Military Industries Corporation
- Native name: Arabic: المؤسسة العامة للصناعات الحربية
- Type: Government-owned corporation
- Industry: Defence
- Founded: 1953; 73 years ago
- Headquarters: Saudi Arabia
- Key people: Mohamed Al-Mady (President) (since 2015) Mohammed bin Salman (chairman) (since 2015)
- Products: munitions, firearms, armored vehicle
- Revenue: SR2,729,921,000 (2013)
- Parent: Saudi Arabian Military Industries
- Subsidiaries: Armored Vehicles & Heavy Equipment Factory
- Website: mic.gov.sa

= Military Industries Corporation =

Subsidiary of Saudi Arabian Military Industries

Military Industries Corporation (MIC or SAMIC; المؤسسة العامة للصناعات الحربية) is a state-owned enterprise in Saudi Arabia founded in 1953. MIC became a subsidiary of Saudi Arabian Military Industries (SAMI) in 2017 following the latter's founding. Based in Riyadh, the MIC manufactures armaments and develops Saudi Arabia's military arsenal through technology transfer and research and development.

==History==
The notion of delegating the assembly, maintenance and advancement of Saudi military capabilities to a sovereign entity was first introduced by King Abdulaziz Al Saud in 1949. A royal decree was issued, stipulating the establishment of a weapons and artillery plant on September 8, 1950. Contract agreements were concluded with two corporations for the supply of the necessary equipment and apparatus to be installed at the premises of the new factory.

This step was taken with a number of objectives in mind, chief among them was achieving self-sufficiency for the Saudi army.
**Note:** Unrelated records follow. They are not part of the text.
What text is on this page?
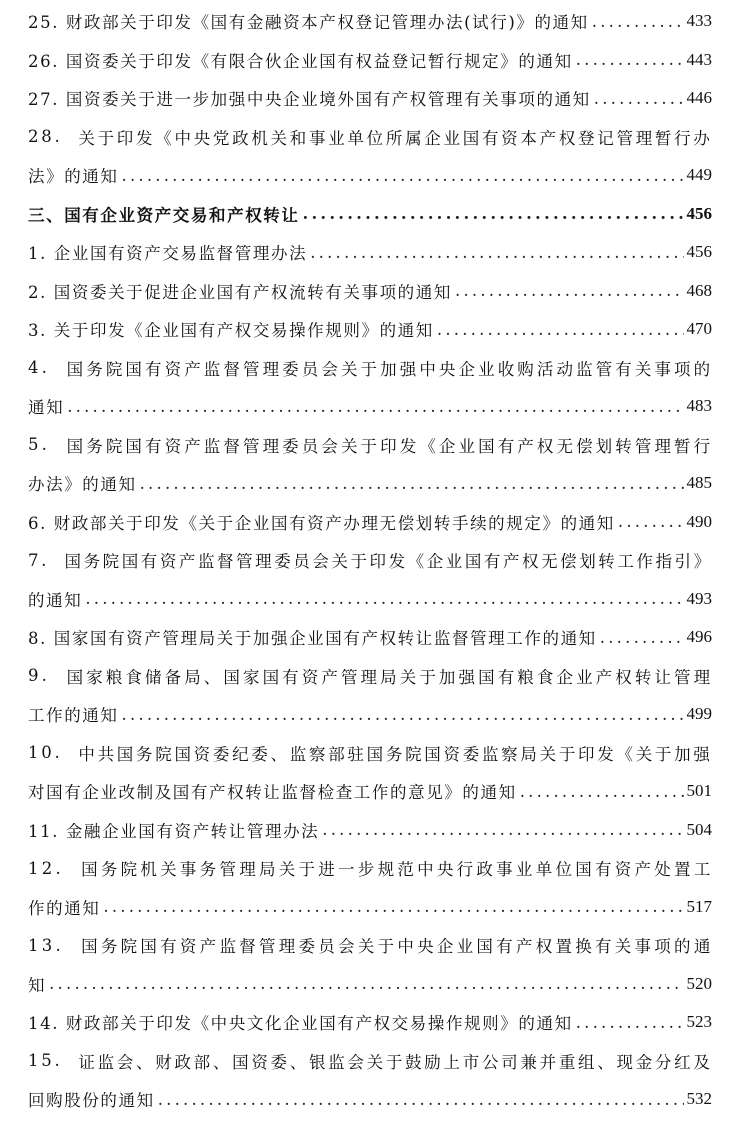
25. 财政部关于印发《国有金融资本产权登记管理办法(试行)》的通知 .....	433
26. 国资委关于印发《有限合伙企业国有权益登记暂行规定》的通知 .....	443
27. 国资委关于进一步加强中央企业境外国有产权管理有关事项的通知 .....	446
2 8 .

关 于 印 发 《 中 央 党 政 机 关 和 事 业 单 位 所 属 企 业 国 有 资 本 产 权 登 记 管 理 暂 行 办
法》的通知 .....	449
三、国有企业资产交易和产权转让 .....	456
1. 企业国有资产交易监督管理办法 .....	456
2. 国资委关于促进企业国有产权流转有关事项的通知 .....	468
3. 关于印发《企业国有产权交易操作规则》的通知 .....	470
4 .

国 务 院 国 有 资 产 监 督 管 理 委 员 会 关 于 加 强 中 央 企 业 收 购 活 动 监 管 有 关 事 项 的
通知 .....	483
5 .

国 务 院 国 有 资 产 监 督 管 理 委 员 会 关 于 印 发 《 企 业 国 有 产 权 无 偿 划 转 管 理 暂 行
办法》的通知 .....	485
6. 财政部关于印发《关于企业国有资产办理无偿划转手续的规定》的通知 .....	490
7 .

国 务 院 国 有 资 产 监 督 管 理 委 员 会 关 于 印 发 《 企 业 国 有 产 权 无 偿 划 转 工 作 指 引 》
的通知 .....	493
8. 国家国有资产管理局关于加强企业国有产权转让监督管理工作的通知 .....	496
9 .

国 家 粮 食 储 备 局 、 国 家 国 有 资 产 管 理 局 关 于 加 强 国 有 粮 食 企 业 产 权 转 让 管 理
工作的通知 .....	499
1 0 .

中 共 国 务 院 国 资 委 纪 委 、 监 察 部 驻 国 务 院 国 资 委 监 察 局 关 于 印 发 《 关 于 加 强
对国有企业改制及国有产权转让监督检查工作的意见》的通知 .....	501
11. 金融企业国有资产转让管理办法 .....	504
1 2 .

国 务 院 机 关 事 务 管 理 局 关 于 进 一 步 规 范 中 央 行 政 事 业 单 位 国 有 资 产 处 置 工
作的通知 .....	517
1 3 .

国 务 院 国 有 资 产 监 督 管 理 委 员 会 关 于 中 央 企 业 国 有 产 权 置 换 有 关 事 项 的 通
知 .....	520
14. 财政部关于印发《中央文化企业国有产权交易操作规则》的通知 .....	523
1 5 .

证 监 会 、 财 政 部 、 国 资 委 、 银 监 会 关 于 鼓 励 上 市 公 司 兼 并 重 组 、 现 金 分 红 及
回购股份的通知 .....	532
It sought to assert the sovereignty of the kingdom's armed forces and other military sectors in regard of weaponry and ammunition supplies, and aimed to further the training and employment of Saudi nationals. Another key objective was to assimilate and implement relevant industry technologies.
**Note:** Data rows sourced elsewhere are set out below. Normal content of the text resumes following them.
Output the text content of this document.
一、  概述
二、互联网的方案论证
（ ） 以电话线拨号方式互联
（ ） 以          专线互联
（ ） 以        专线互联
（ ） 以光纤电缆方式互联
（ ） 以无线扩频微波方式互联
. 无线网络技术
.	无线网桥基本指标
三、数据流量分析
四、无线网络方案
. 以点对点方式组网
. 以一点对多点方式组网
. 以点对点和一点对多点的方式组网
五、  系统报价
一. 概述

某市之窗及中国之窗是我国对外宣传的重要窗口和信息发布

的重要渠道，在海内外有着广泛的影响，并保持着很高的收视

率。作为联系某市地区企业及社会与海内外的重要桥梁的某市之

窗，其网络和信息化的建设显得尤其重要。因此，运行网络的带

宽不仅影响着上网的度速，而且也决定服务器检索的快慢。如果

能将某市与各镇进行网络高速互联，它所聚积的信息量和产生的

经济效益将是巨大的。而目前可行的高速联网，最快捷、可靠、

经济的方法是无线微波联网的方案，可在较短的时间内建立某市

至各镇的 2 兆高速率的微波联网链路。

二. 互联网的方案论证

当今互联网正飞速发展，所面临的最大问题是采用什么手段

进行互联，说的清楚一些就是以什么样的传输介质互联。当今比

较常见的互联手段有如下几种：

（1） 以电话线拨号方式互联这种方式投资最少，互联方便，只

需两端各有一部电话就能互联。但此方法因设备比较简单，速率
Production at the ammunition factory began in 1953, and was followed by projects to acquire the necessary expertise and to train local plant personnel. A new munitions factory was opened in Al-Kharj in 2016, in partnership with the German/South African company Rheinmetall Denel Munition.

==Products==

- Firearms

H&K G3 rifle

H&K G36 rifle (v basic, c compact, K short ) Variants

H&K MP5 SMG

AK-103

- Armored vehicles

Al Shibl 1

Al Shibl 2

Aldahna

Tuwaiq

- Trucks

Tatra truck T810

Tatra truck T815-7

Tatra truck T158

- Ammunition

5.56×45mm

7.62×51mm

9×19mm

12.7mm

20 mm
(M55 training, M56 HE, M53 Armor Penetration)

25 mm
(M791 HE, M792 penetration, M793 training)

30 mm (Apache Ammunition)
(M789 HE, M788 training )

81 mm Mortars shells

105 mm Artillery shells

155 mm Artillery shells

General-purpose bombs MK 81, MK 82, MK 83, MK 84.

==Aims and objectives==
MIC seeks to accommodate the needs and requirements of Saudi Arabia's military sectors, acquiring technologies and building up military industries that are capable of keeping up with advancements in the Armed Forces. Its strategy includes:

1. Recruiting, developing and retaining a national work force. By agreement with the Ministry of Education it has awarded scholarships to 5,000 engineering students, who enter employment with the Corporation upon graduation.
2. Managing and developing MIC factories and plants.
3. Achieving integration among MIC, the military sectors and government agencies.
4. Cooperating with private sector entities, internally and externally, especially in the field of joint manufacturing.
5. Conducting research in collaboration with national and international universities and research centers; enabling technology transfer among these institutes, and establishing its own research centers.

==Human resource policy==
MIC is a public corporation enjoying independent financial and administrative status, applying Civil Service and Labor regulations with its employees. It has provided 1,200 housing units for employees, equipped with schools, convenience stores, and health and recreation facilities. It states that it supports its employees professionally and vocationally through training programs and skill-enhancing workshops.